Transcript
A (0:09)
Welcome to Econ Talk, part of the Library of Economics and Liberty. I'm your host, Russ Roberts of George Mason University and Stanford University's Hoover Institution. Our website is econtalk.org where you can subscribe, find other episodes, comment on this podcast, and find links and other information related to today's conversation. Our email address is mailecon. We'd love to hear from you. Today is December 19, 2011, and my guest is Nassim Taleb. His newest book is Antifragility. Nassim, welcome back to Econ Talk.
B (0:48)
Oh, thank you for inviting me. You were. I remember I did my first Econ Talk on the day of the release of the Black Swan.
A (0:55)
Oh, that's so nice.
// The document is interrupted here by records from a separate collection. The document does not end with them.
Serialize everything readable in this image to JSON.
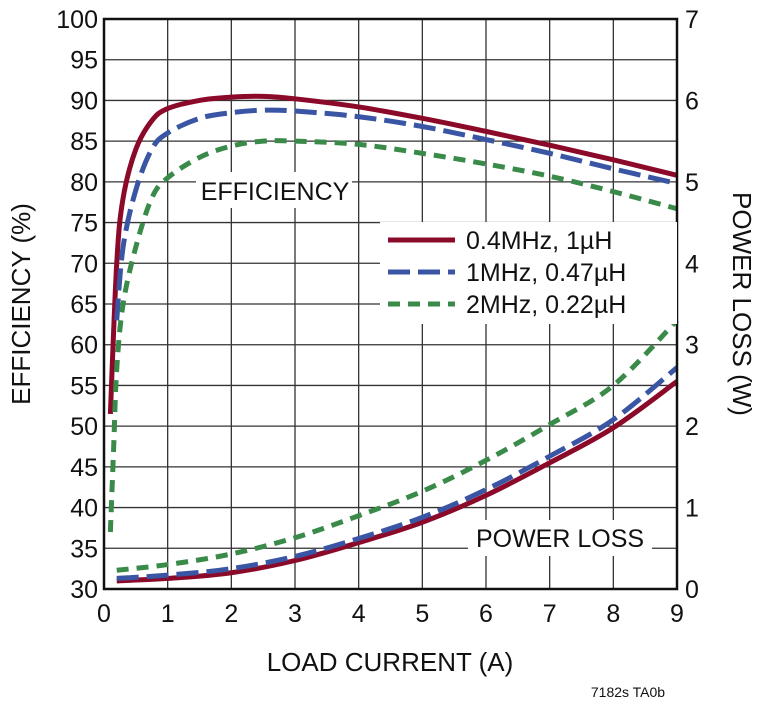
{
  "chart_data": {
    "type": "line",
    "xlabel": "LOAD CURRENT (A)",
    "ylabel": "EFFICIENCY (%)",
    "y2label": "POWER LOSS (W)",
    "xlim": [
      0,
      9
    ],
    "ylim": [
      30,
      100
    ],
    "y2lim": [
      0,
      7
    ],
    "xticks": [
      "0",
      "1",
      "2",
      "3",
      "4",
      "5",
      "6",
      "7",
      "8",
      "9"
    ],
    "yticks": [
      "30",
      "35",
      "40",
      "45",
      "50",
      "55",
      "60",
      "65",
      "70",
      "75",
      "80",
      "85",
      "90",
      "95",
      "100"
    ],
    "y2ticks": [
      "0",
      "1",
      "2",
      "3",
      "4",
      "5",
      "6",
      "7"
    ],
    "grid": true,
    "legend_placement": "center-right",
    "annotations": {
      "efficiency": "EFFICIENCY",
      "power_loss": "POWER LOSS"
    },
    "footnote": "7182s TA0b",
    "series": [
      {
        "name": "0.4MHz, 1µH",
        "color": "#8b0a2a",
        "dash": "solid",
        "efficiency": {
          "x": [
            0.1,
            0.2,
            0.3,
            0.5,
            0.75,
            1,
            1.5,
            2,
            2.5,
            3,
            4,
            5,
            6,
            7,
            8,
            9
          ],
          "y": [
            51.5,
            70,
            78,
            84,
            87.5,
            89,
            90,
            90.4,
            90.5,
            90.2,
            89.2,
            87.8,
            86.2,
            84.5,
            82.7,
            80.8
          ]
        },
        "power_loss": {
          "x": [
            0.2,
            1,
            2,
            3,
            4,
            5,
            6,
            7,
            8,
            9
          ],
          "y": [
            0.1,
            0.13,
            0.2,
            0.35,
            0.57,
            0.82,
            1.15,
            1.55,
            1.98,
            2.55
          ]
        }
      },
      {
        "name": "1MHz, 0.47µH",
        "color": "#3a55a4",
        "dash": "long",
        "efficiency": {
          "x": [
            0.2,
            0.3,
            0.5,
            0.75,
            1,
            1.5,
            2,
            2.5,
            3,
            4,
            5,
            6,
            7,
            8,
            9
          ],
          "y": [
            63,
            72,
            79,
            84,
            86,
            87.8,
            88.5,
            88.8,
            88.7,
            88,
            86.8,
            85.2,
            83.5,
            81.6,
            79.8
          ]
        },
        "power_loss": {
          "x": [
            0.2,
            1,
            2,
            3,
            4,
            5,
            6,
            7,
            8,
            9
          ],
          "y": [
            0.13,
            0.17,
            0.25,
            0.4,
            0.62,
            0.88,
            1.22,
            1.63,
            2.08,
            2.72
          ]
        }
      },
      {
        "name": "2MHz, 0.22µH",
        "color": "#3a8a4a",
        "dash": "short",
        "efficiency": {
          "x": [
            0.1,
            0.15,
            0.2,
            0.3,
            0.5,
            0.75,
            1,
            1.5,
            2,
            2.5,
            3,
            4,
            5,
            6,
            7,
            8,
            9
          ],
          "y": [
            37,
            47,
            57,
            65,
            72,
            78,
            80.5,
            83,
            84.4,
            85,
            85,
            84.6,
            83.5,
            82.2,
            80.7,
            78.8,
            76.7
          ]
        },
        "power_loss": {
          "x": [
            0.2,
            1,
            2,
            3,
            4,
            5,
            6,
            7,
            8,
            9
          ],
          "y": [
            0.23,
            0.3,
            0.43,
            0.63,
            0.9,
            1.2,
            1.58,
            2.02,
            2.5,
            3.3
          ]
        }
      }
    ]
  }
}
That's so fun. Now, this book is in process. It's not finished, you estimate it's roughly a year away. So we're here to have a conversation about a project that is in progress. And I know a lot of listeners out there are very jealous because I've had the privilege of reading the manuscripts, not the final book. It's in process, but those you're out there excited, you're going to have to. This will have to satisfy you for maybe about a year, but we'll say nine months.
B (1:23)
Nine months.
A (1:24)
Okay. Well, that's a good gestation period. Now, you start off with a very provocative idea, which is the title of the book is a little bit strange. I don't think it's a word in the English language, antifragility. And you start off by asking, what is the opposite of fragile? And of course, we think we know what that is. The opposite of fragile is robust. You say it might be unbreakable, but you argue that's not really the right way to think about the opposite. It doesn't capture what the essence of fragility. So why do we need another term?
B (1:56)
Because if you send a package by mail to your cousin in Australia and it has champagne glasses, you write fragile on it, something that's robust. You don't write anything on the package. You don't say, I don't care. You can do whatever you want. So for the fragile, the upper bound comes back unharmed, or gets to the destination unharmed. And of course, at worst, it's completely destroyed. So that's the fragile. The robust has an upper bound of unharmed, and the lower bound of unharmed. And the antifragile would be a package on issued. Right? Please mishandle, because the lower bound would.
A (2:39)
Be unharmed and the upper bound would be improved. You'd get. Instead of sending six champagne Glasses, eight would arrive exactly.